Hi, my name is Inês, I’m not a writer, I’m an Artist… but for the foreseeable I’m also taking up writing, journaling, blogging, whatever you want to call it, alongside my practice.

A few weeks ago, I found out that I was awarded the funded Hugo Burge Foundation Botanical Art Residency at Marchmont House – a bit of a mouthful I know – and for those not in the art world… it’s a big deal. I am housed, for free, given a much larger studio, for free, and even given a stipend to help the day-to-day costs. I am being given the rather intimidating but exciting opportunity to just work on my art, for a whole month.  

It’s incredibly difficult to get the time and resources to pursue art, the image of the struggling artist always comes to mind. Those that sacrifice everything for their art, no part time job, scratch that, no two maybe three part time jobs, just them, whatever space they’ve managed to find to work in and their practice. This is not me. I kind of wish it was but it’s not.


I wear three hats, Artist, Information Assistant at a Gallery and Founder and Director of Community Interest Company called the Art and Nature Collective. Some question doing all this… “spread too thin”, “not dedicated enough”, “unfocused”, are just a few things I’ve been called. I disagree. Although my days “off” don’t exist, only one of my jobs actually pays me a regular wage, and I sometimes daydream about a 9-5, all three jobs are incredibly important, three prongs of the same proverbial fork if you will.


And now, as if I didn’t give myself enough work, a written element! This may succeed, it may not, but the series of blog posts to come are my way of bringing all these together, for it to “make sense” to the nay sayers as well as it being an important self-reflection process and a way for me to bring together my social research. These will be informal, but I’ll weave in – hopefully – bits of theory as my research develops.  


My research, I haven’t mentioned that yet have I? Well, I went back to university after my art degree (glorified studio space) to study social anthropology, as I realised a huge part of my art is based on social research. I love learning about people, why they do things, their customs and histories, the stories they tell, their monsters and fairytales, and how they differ from the white western upbringing I had. I have travelled widely, staying with remote tribes in Malaysian Borneo, working in schools in Africa, learning from communities in Peru and so much more. What has always struck me, wherever I’ve gone, is people’s relationships to the environment. Something that has never been as important as it is now… and what is in stark contrast? How distant western lives, particularly the UK, have been separated from an inseparable thing – nature.


Over the next few months I will be undergoing ethnographic research visiting gardens around the UK, specifically walled gardens, to understand their history, and how they are used today. This research is closer to home, literally, as I’ll reflect on the gardens I grew up in. But why gardens?
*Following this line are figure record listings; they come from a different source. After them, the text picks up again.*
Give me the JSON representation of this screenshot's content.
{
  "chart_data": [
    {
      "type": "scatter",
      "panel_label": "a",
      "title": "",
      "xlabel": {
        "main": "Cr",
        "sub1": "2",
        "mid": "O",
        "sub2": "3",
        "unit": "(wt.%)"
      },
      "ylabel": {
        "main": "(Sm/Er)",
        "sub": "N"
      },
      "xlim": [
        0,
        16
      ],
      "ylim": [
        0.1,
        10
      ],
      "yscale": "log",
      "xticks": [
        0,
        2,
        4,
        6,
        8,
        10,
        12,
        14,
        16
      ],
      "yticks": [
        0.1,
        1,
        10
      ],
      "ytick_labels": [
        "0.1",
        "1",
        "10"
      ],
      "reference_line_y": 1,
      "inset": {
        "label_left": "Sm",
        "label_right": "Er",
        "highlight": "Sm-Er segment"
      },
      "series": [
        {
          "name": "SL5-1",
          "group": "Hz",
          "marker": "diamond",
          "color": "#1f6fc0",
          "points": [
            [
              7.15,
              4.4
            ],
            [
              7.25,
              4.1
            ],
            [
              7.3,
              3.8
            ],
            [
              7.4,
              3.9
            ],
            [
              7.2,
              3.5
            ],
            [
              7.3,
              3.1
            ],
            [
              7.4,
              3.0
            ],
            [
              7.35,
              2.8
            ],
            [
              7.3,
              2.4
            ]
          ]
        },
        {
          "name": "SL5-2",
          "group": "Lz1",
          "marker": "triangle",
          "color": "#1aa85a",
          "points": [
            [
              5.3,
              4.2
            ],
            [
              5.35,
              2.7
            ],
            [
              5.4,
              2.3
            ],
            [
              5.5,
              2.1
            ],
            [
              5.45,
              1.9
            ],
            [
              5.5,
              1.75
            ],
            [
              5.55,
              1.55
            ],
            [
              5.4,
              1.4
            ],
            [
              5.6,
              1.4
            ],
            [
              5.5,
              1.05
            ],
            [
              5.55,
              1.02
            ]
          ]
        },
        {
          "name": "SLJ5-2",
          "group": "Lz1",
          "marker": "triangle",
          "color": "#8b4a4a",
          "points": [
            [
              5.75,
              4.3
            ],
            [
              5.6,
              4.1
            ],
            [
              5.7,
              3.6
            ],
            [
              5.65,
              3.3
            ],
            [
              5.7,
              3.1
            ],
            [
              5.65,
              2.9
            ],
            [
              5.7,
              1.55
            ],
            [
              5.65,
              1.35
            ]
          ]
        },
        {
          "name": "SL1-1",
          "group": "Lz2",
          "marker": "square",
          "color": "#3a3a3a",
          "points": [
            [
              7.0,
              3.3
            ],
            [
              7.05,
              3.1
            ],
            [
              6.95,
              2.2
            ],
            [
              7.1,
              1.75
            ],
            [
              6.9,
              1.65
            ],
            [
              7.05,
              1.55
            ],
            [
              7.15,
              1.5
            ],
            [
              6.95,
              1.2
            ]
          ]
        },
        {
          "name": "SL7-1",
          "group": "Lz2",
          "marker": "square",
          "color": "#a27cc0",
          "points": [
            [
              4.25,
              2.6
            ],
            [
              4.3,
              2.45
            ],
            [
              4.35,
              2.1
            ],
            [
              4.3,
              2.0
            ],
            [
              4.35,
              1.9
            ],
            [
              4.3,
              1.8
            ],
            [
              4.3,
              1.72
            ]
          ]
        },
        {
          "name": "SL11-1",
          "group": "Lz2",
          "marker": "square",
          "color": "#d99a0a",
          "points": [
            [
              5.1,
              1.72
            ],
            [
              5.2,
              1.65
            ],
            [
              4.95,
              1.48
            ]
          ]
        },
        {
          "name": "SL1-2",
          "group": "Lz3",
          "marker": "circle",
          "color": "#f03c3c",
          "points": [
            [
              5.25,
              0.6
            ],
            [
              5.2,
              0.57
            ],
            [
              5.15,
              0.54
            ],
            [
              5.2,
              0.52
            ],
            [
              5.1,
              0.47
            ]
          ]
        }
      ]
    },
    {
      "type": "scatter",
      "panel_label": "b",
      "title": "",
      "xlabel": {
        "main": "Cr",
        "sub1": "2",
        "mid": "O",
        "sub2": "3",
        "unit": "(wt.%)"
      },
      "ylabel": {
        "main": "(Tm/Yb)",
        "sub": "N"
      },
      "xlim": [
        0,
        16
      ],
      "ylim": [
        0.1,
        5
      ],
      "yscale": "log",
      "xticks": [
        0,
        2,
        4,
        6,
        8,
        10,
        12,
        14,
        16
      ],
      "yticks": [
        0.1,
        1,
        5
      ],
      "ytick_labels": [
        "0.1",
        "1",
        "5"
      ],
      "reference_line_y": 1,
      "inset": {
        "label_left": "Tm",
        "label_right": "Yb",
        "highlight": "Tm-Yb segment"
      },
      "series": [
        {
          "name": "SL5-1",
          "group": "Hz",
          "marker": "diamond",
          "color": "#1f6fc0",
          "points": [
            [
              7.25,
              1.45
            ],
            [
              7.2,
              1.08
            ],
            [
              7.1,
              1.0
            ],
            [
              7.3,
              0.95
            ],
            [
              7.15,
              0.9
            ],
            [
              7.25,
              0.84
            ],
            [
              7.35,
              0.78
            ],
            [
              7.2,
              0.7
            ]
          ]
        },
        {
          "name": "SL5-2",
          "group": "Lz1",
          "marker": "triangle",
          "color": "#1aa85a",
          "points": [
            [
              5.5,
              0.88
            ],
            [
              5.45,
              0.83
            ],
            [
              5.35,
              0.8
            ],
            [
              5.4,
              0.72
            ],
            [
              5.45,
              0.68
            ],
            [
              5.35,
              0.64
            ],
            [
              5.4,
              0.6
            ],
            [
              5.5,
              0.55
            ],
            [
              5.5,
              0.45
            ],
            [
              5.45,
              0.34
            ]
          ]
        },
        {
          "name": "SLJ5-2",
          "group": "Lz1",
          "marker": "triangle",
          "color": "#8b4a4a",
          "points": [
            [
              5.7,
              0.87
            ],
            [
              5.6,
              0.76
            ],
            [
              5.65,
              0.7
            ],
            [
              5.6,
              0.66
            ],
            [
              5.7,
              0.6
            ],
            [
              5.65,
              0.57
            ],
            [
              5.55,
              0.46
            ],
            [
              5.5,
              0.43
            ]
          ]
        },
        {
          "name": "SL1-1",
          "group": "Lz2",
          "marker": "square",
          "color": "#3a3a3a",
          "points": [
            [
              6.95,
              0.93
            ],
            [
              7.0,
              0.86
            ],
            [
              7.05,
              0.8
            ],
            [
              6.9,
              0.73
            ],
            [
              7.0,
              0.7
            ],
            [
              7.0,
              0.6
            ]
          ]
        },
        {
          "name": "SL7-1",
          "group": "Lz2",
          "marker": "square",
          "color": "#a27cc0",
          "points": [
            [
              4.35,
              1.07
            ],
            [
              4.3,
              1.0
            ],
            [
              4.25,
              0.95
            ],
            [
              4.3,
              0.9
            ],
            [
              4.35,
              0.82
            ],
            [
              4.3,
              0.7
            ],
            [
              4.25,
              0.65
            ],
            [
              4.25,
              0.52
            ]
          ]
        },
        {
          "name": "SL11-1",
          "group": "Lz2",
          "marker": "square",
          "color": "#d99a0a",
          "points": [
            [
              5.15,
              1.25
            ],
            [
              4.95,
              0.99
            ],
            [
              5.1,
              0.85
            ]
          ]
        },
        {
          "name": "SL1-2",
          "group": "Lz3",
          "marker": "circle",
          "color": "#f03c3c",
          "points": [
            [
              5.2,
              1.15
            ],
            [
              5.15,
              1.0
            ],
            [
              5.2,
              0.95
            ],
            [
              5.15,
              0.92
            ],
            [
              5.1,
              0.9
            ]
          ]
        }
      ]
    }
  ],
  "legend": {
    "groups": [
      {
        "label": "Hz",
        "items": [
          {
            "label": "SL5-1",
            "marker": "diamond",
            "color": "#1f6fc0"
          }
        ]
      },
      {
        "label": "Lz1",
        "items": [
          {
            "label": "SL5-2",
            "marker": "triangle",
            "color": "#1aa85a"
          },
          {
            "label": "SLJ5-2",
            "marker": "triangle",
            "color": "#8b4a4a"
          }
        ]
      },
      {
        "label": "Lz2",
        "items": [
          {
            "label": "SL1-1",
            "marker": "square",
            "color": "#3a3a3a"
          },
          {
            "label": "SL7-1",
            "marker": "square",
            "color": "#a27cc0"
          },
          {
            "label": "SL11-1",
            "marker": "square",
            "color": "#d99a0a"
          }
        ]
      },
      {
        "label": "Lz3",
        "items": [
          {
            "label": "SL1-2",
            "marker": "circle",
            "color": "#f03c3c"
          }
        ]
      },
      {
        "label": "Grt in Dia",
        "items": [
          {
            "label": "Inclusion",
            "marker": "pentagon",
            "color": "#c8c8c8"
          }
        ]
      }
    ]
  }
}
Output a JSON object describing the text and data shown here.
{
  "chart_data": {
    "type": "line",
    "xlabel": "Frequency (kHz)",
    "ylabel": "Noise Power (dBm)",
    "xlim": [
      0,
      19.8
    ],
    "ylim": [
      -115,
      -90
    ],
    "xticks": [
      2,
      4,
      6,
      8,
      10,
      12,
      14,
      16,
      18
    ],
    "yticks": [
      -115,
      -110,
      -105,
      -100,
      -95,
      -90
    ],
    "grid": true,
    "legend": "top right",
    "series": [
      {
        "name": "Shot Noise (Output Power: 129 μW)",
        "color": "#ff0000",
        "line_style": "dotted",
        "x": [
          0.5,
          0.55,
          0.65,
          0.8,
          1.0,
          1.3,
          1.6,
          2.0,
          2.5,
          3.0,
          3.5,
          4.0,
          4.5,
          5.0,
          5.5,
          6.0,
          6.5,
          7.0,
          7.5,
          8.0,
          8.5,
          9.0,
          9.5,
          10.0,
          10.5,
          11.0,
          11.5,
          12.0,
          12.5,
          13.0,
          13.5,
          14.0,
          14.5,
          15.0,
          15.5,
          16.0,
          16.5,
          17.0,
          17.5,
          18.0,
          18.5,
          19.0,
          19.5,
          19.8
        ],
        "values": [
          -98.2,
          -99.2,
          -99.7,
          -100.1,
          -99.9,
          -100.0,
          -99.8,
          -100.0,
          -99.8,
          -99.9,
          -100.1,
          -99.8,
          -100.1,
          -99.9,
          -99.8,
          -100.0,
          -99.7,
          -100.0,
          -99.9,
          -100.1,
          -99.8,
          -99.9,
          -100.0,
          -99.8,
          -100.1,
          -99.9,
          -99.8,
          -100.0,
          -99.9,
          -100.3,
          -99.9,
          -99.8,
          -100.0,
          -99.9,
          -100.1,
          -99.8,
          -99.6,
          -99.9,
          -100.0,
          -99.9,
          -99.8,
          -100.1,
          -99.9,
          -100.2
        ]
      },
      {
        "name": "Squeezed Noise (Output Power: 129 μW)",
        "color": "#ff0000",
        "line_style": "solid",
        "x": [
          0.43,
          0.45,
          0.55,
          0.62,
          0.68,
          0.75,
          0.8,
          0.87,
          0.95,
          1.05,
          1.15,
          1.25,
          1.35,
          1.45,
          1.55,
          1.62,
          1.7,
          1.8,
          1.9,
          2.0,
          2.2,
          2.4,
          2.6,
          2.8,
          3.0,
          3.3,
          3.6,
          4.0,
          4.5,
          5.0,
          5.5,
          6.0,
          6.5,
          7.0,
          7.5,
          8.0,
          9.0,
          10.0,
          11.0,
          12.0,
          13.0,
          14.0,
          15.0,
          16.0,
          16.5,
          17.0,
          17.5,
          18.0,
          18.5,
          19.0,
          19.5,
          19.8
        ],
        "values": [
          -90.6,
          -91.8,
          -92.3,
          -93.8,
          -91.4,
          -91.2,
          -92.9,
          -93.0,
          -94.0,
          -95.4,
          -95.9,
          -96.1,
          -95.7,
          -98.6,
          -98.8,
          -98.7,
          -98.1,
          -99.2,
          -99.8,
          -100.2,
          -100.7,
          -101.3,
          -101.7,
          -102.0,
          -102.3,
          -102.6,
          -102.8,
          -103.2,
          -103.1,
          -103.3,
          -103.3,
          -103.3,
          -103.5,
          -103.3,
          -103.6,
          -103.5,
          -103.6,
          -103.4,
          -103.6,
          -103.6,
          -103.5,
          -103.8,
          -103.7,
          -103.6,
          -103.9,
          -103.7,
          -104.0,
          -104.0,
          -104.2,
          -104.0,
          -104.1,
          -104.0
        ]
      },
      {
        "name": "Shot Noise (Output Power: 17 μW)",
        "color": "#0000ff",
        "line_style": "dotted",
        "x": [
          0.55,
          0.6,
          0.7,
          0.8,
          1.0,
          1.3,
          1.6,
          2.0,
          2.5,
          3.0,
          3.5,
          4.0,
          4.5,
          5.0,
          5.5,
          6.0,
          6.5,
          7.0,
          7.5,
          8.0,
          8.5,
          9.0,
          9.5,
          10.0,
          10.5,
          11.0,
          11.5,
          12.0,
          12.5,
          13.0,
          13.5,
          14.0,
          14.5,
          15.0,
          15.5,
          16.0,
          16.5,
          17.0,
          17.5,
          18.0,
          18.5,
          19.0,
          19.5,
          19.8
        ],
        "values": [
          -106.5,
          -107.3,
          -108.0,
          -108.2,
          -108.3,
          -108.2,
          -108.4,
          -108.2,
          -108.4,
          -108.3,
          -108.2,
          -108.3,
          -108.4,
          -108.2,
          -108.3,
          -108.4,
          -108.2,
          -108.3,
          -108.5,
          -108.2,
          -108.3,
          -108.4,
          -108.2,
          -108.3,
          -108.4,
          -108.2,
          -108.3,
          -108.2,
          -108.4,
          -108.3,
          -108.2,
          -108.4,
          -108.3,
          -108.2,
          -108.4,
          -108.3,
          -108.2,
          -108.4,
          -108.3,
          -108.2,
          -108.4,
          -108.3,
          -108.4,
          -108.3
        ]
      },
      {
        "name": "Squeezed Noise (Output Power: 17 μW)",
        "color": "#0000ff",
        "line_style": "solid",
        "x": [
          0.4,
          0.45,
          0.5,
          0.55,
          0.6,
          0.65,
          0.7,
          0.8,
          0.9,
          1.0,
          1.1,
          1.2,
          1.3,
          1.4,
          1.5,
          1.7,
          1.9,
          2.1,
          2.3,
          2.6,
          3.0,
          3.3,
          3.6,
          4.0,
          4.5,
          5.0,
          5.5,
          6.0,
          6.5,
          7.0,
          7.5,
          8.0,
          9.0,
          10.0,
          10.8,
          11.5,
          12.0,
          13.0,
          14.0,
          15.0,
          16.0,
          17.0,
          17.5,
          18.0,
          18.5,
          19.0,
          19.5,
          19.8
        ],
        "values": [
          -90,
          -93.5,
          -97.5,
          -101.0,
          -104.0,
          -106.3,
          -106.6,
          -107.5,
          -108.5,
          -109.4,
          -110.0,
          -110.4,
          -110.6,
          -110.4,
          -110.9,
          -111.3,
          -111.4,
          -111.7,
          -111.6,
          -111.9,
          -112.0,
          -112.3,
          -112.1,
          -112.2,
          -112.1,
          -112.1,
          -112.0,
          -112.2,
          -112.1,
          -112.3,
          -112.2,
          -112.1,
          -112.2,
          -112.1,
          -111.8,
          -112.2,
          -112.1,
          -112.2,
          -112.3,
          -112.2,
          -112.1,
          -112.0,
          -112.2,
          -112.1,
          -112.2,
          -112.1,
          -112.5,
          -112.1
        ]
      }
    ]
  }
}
Gardens have been pivotal throughout religion, literature and colonialism, they are symbols of power and wealth, they open important discussions on native and non-native be that flora, fauna or even human, they are spaces of back breaking labour but also of leisure, they play with notions of boundaries and borderlands, some are private, others open to the public, and some are community run, some people have them, some don’t, and they are now invaluable spaces for naturing (not-rewilding – more on this later), but ultimately they’re our first experience of ‘nature’.


Whether you realise it or not, you are shaped by the green spaces you grow up in, and, well, why not… Gardens.